LakePulse is an NSERC-funded network dedicated to assessing the health of Canadian lakes.
To reach this goal, LakePulse is:
1) sampling 663 lakes selected using a stratified random sampling design;
2) compiling government lake monitoring records from across Canada into a centralized database;
3) analyzing the collected data and translating that knowledge to scientists, policy makers and other stakeholders.
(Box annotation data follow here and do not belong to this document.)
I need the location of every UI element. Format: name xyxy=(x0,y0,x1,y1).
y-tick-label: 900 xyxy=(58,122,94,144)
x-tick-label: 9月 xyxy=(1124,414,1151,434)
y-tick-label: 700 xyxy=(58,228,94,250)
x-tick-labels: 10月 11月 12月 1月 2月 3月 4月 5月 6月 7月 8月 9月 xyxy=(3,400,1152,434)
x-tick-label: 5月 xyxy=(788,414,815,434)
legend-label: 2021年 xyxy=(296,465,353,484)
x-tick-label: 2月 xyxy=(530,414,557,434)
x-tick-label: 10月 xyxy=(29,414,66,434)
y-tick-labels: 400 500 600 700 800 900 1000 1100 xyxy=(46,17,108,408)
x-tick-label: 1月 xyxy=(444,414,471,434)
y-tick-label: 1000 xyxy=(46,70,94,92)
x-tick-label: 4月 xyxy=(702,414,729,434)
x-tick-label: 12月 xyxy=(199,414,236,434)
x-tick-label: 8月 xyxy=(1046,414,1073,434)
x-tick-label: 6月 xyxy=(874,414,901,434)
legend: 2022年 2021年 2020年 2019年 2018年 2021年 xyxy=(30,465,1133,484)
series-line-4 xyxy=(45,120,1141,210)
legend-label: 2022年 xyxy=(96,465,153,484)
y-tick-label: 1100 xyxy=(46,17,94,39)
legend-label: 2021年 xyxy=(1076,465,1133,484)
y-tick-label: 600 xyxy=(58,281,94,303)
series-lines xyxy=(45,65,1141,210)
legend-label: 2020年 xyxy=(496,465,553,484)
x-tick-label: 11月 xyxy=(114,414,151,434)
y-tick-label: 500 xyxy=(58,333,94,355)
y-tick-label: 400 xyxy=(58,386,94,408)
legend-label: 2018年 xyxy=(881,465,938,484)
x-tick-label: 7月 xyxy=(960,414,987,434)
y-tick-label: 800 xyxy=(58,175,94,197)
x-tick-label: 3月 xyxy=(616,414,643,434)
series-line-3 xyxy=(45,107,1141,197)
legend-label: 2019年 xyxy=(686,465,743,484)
In this presentation, I will review the overall structure of the program and highlight preliminary findings from analyses of biotic (e.g., plankton and subfossil assemblages) and abiotic (e.g., metals) indicators. The LakePulse network is integrating results across contemporary and historical time scales as we are conducting parallel analyses of samples from the water column and from natural archives preserved in lake sediment records. For example, we have found that sedimentary diatom assemblages showed varying degrees of change between pre-industrial and contemporary times across different ecozones. Likewise, total mercury concentrations in Eastern Canadian lakes were found to be significantly greater in contemporary sediments relative to pre-industrial conditions, but the magnitude of change varied by ecozone. LakePulse’s work will provide a much-needed perspective on the spatio-temporal heterogeneity of lake ecosystems in Canada, a country that is a key steward of a significant proportion of global inland waters.